L’argent étant le nerf de la guerre, il n’est dès lors, point surprenant que la question cruciale des finances soit centrale à tous ces débats ; notamment celle relative à la dette. Il est, tout aussi simpliste, de taxer d’inconscient celui qui vivrait au-dessus de ses moyens ou de délinquant, cet État qui aurait une dette excédentaire!

Ainsi, par exemple, une famille qui contracte un prêt immobilier pour acheter une maison crée une dette. Aussi, l’État qui émet des obligations pour financer la construction d’un stade, crée comparativement une dette publique.

Ceci dit, des différents supports médiatiques, des clichés accusateurs alimentent plus la confusion entre l’endettement de l’Etat et celui des ménages, sachant à priori qu’aucun Etat ne peut exister sans dette.

S’il y a des similitudes, du fait que toutes deux soient par essence des engagements financiers contractés, ces deux types de dettes représentent en fin de compte, des sommes d’argent dues à des créanciers. Aussi, elles génèrent des intérêts que les débiteurs doivent s’acquitter.

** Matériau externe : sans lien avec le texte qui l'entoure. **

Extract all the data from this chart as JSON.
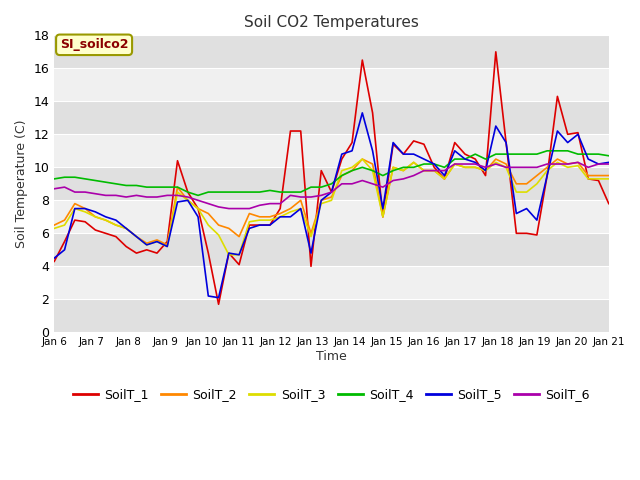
{
  "title": "Soil CO2 Temperatures",
  "xlabel": "Time",
  "ylabel": "Soil Temperature (C)",
  "ylim": [
    0,
    18
  ],
  "annotation": "SI_soilco2",
  "figure_bg": "#ffffff",
  "plot_bg": "#ffffff",
  "band_color_dark": "#e0e0e0",
  "band_color_light": "#f0f0f0",
  "x_labels": [
    "Jan 6",
    "Jan 7",
    "Jan 8",
    "Jan 9",
    "Jan 10",
    "Jan 11",
    "Jan 12",
    "Jan 13",
    "Jan 14",
    "Jan 15",
    "Jan 16",
    "Jan 17",
    "Jan 18",
    "Jan 19",
    "Jan 20",
    "Jan 21"
  ],
  "colors": {
    "SoilT_1": "#dd0000",
    "SoilT_2": "#ff8800",
    "SoilT_3": "#dddd00",
    "SoilT_4": "#00bb00",
    "SoilT_5": "#0000dd",
    "SoilT_6": "#aa00aa"
  },
  "series": {
    "SoilT_1": [
      4.3,
      5.5,
      6.8,
      6.7,
      6.2,
      6.0,
      5.8,
      5.2,
      4.8,
      5.0,
      4.8,
      5.5,
      10.4,
      8.5,
      7.5,
      4.8,
      1.7,
      4.8,
      4.1,
      6.5,
      6.5,
      6.5,
      7.5,
      12.2,
      12.2,
      4.0,
      9.8,
      8.5,
      10.5,
      11.5,
      16.5,
      13.3,
      7.0,
      11.4,
      10.8,
      11.6,
      11.4,
      10.0,
      9.3,
      11.5,
      10.8,
      10.5,
      9.5,
      17.0,
      11.5,
      6.0,
      6.0,
      5.9,
      9.5,
      14.3,
      12.0,
      12.1,
      9.3,
      9.2,
      7.8
    ],
    "SoilT_2": [
      6.5,
      6.8,
      7.8,
      7.5,
      7.0,
      6.8,
      6.5,
      6.3,
      5.8,
      5.4,
      5.6,
      5.3,
      8.8,
      8.0,
      7.5,
      7.2,
      6.5,
      6.3,
      5.8,
      7.2,
      7.0,
      7.0,
      7.2,
      7.5,
      8.0,
      6.0,
      8.0,
      8.2,
      9.5,
      9.8,
      10.5,
      10.2,
      7.0,
      10.0,
      9.8,
      10.3,
      9.8,
      9.8,
      9.3,
      10.2,
      10.0,
      10.0,
      9.8,
      10.5,
      10.2,
      9.0,
      9.0,
      9.5,
      10.0,
      10.5,
      10.2,
      10.3,
      9.5,
      9.5,
      9.5
    ],
    "SoilT_3": [
      6.3,
      6.5,
      7.5,
      7.3,
      7.0,
      6.8,
      6.5,
      6.3,
      5.8,
      5.3,
      5.5,
      5.2,
      8.5,
      8.0,
      7.5,
      6.5,
      5.9,
      4.7,
      4.7,
      6.7,
      6.8,
      6.8,
      7.0,
      7.3,
      7.5,
      5.8,
      7.8,
      8.0,
      9.8,
      10.0,
      10.5,
      9.8,
      7.0,
      10.0,
      9.8,
      10.3,
      9.8,
      9.8,
      9.3,
      10.2,
      10.0,
      10.0,
      9.8,
      10.3,
      10.0,
      8.5,
      8.5,
      9.0,
      9.8,
      10.3,
      10.0,
      10.1,
      9.3,
      9.3,
      9.3
    ],
    "SoilT_4": [
      9.3,
      9.4,
      9.4,
      9.3,
      9.2,
      9.1,
      9.0,
      8.9,
      8.9,
      8.8,
      8.8,
      8.8,
      8.8,
      8.5,
      8.3,
      8.5,
      8.5,
      8.5,
      8.5,
      8.5,
      8.5,
      8.6,
      8.5,
      8.5,
      8.5,
      8.8,
      8.8,
      9.0,
      9.5,
      9.8,
      10.0,
      9.8,
      9.5,
      9.8,
      10.0,
      10.0,
      10.2,
      10.2,
      10.0,
      10.5,
      10.5,
      10.8,
      10.5,
      10.8,
      10.8,
      10.8,
      10.8,
      10.8,
      11.0,
      11.0,
      11.0,
      10.8,
      10.8,
      10.8,
      10.7
    ],
    "SoilT_5": [
      4.5,
      5.0,
      7.5,
      7.5,
      7.3,
      7.0,
      6.8,
      6.3,
      5.8,
      5.3,
      5.5,
      5.2,
      7.9,
      8.0,
      7.0,
      2.2,
      2.1,
      4.8,
      4.7,
      6.3,
      6.5,
      6.5,
      7.0,
      7.0,
      7.5,
      4.8,
      8.0,
      8.5,
      10.8,
      11.0,
      13.3,
      11.0,
      7.5,
      11.5,
      10.8,
      10.8,
      10.5,
      10.2,
      9.5,
      11.0,
      10.5,
      10.3,
      9.8,
      12.5,
      11.5,
      7.2,
      7.5,
      6.8,
      9.5,
      12.2,
      11.5,
      12.0,
      10.5,
      10.2,
      10.3
    ],
    "SoilT_6": [
      8.7,
      8.8,
      8.5,
      8.5,
      8.4,
      8.3,
      8.3,
      8.2,
      8.3,
      8.2,
      8.2,
      8.3,
      8.3,
      8.2,
      8.0,
      7.8,
      7.6,
      7.5,
      7.5,
      7.5,
      7.7,
      7.8,
      7.8,
      8.3,
      8.2,
      8.2,
      8.3,
      8.5,
      9.0,
      9.0,
      9.2,
      9.0,
      8.8,
      9.2,
      9.3,
      9.5,
      9.8,
      9.8,
      9.8,
      10.2,
      10.2,
      10.2,
      10.0,
      10.2,
      10.0,
      10.0,
      10.0,
      10.0,
      10.2,
      10.2,
      10.2,
      10.3,
      10.0,
      10.2,
      10.2
    ]
  }
}
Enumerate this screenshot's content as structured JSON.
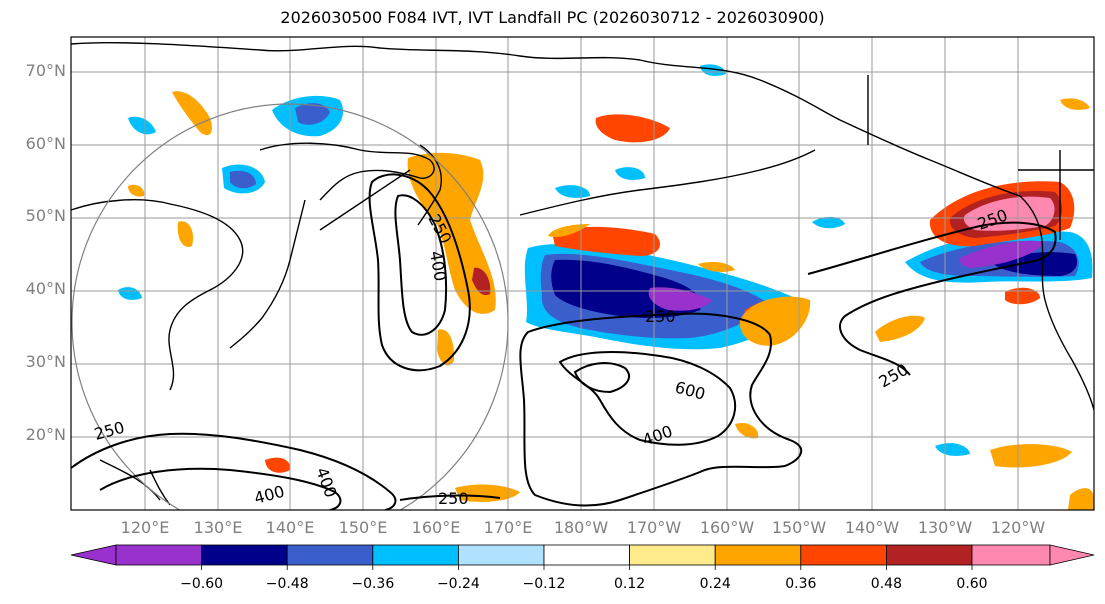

En revanche, la différence se situe dans le fait que la dette publique est liée à l’Etat et concerne à la fois ses fonctions régaliennes et ses investissements, tandis que la dette des ménages relève plutôt des individus et concerne principalement leurs dépenses personnelles.

Il est évident que l’Etat est le sommet de la pyramide des collectivités que composent ses concitoyens. Néanmoins, affirmer que la logique d’un grand ensemble comme l’Etat, est identique à celle de ses éléments, individus qui le composent, est fondée sur un raisonnement erroné. Cet amalgame, insidieusement entretenu comme vérité incontestable, contient d’importantes erreurs de raisonnement sur le plan de l’analyse économique. Il dénature l’Etat et ignore l’essence particulière de ses missions.

La dette publique est le principal indicateur du poids de l’endettement de l’Etat. Il est important de ne pas la confondre avec le déficit budgétaire, qui se produit lorsque les revenus sont inférieurs à ceux des dépenses. La dette publique représente tous les prêts contractés par l’Etat sur les marchés financiers (obligations, bons du Trésor, etc.). L’évaluation de sa situation, au cœur de vives controverses politiques concernant la santé des finances publiques, est un défi complexe – en raison de plusieurs paramètres pris en compte, d’où les nombreuses critiques de détracteurs.

L’Etat n’est pas une famille et, selon John Maynard Keynes, le paradoxe de l’épargne est l’exemple le plus connu d’un tel sophisme: ce qui est considéré comme vertueux à l’échelle d’une personne, tel qu’épargner, ne l’est pas forcément à celle d’une nation. Une forte épargne équivaut à peu de consommation et, peu de consommation déprime l’activité économique. La faible demande perçue par les entreprises les pousse à réduire davantage leur production. Par conséquent, les logiques globales ne peuvent pas être limitées aux logiques spécifiques.

C’est la raison pour laquelle il est impossible d’imaginer la dynamique de la dette publique comme celle des foyers qui dépensent davantage que ce qu’ils gagnent. La dette publique, bien que liée à l’économie domestique ou à la moralité (l’irresponsabilité des dirigeants, entendons bonne gouvernance), est principalement du ressort politique.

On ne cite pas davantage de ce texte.